Results indicate driving demand for substance use treatments is more effective at reducing overdose deaths than awareness-raising alone
RESEARCH TRIANGLE PARK, N.C. – Public health communication campaigns related to substance use can have a greater impact on reducing overdose deaths if they move beyond awareness-raising messaging. That is the conclusion of a new paper titled, “Opioid-Related Public Health Communication Campaigns: An Environmental Scan,” from RTI International, a nonprofit research institute.
Experts from RTI reviewed 166 online-accessible opioid-related campaigns to understand the current state of the science and practice of campaigns to address the opioid crisis. They found that the more effective campaigns drive demand for evidence-based treatments — such as increasing access to naloxone and medications for opioid use disorder — and reduce stigma related to treatment and recovery.
“Communication campaigns show promise to reduce opioid use disorders and overdose deaths,” said Jenna Frkovich, a communications analyst at RTI and lead author of the paper. “Our results reveal an opportunity to maximize their effectiveness by developing more tailored messages for priority stakeholders that motivate adoption of evidence-based treatments, shift stigmatizing attitudes and support people on their path to recovery.”
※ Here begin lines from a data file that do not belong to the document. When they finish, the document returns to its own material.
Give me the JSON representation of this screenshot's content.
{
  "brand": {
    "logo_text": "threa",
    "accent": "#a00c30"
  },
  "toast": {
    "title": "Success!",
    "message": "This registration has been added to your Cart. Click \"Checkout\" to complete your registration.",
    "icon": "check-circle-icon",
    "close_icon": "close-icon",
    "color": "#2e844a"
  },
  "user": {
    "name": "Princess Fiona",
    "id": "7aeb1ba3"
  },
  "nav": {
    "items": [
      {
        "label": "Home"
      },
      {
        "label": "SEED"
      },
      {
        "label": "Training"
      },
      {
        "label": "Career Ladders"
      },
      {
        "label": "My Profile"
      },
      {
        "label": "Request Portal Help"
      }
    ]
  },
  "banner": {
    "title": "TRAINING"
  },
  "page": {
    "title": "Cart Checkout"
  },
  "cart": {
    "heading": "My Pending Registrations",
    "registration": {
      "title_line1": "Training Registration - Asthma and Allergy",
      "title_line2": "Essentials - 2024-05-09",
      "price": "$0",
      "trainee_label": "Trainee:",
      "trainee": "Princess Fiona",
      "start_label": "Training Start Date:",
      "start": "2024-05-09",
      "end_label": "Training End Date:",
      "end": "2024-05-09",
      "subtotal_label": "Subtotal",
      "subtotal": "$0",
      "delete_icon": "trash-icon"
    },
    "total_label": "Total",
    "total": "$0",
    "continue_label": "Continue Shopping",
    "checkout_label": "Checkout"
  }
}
The paper’s findings indicate that campaigns should prioritize people with lived experience, providers, and community leaders, given their important roles as advocates, facilitators and gatekeepers for overdose prevention and treatment services. The authors also note that campaign planners should conduct formative research and make results publicly available for other campaign sponsors with limited resources.
“The opioid overdose epidemic continues to devastate lives across the U.S. and proven public health communication practices are needed to reach those being impacted,” added Frkovich.
The paper was published by the American Journal of Health Promotion.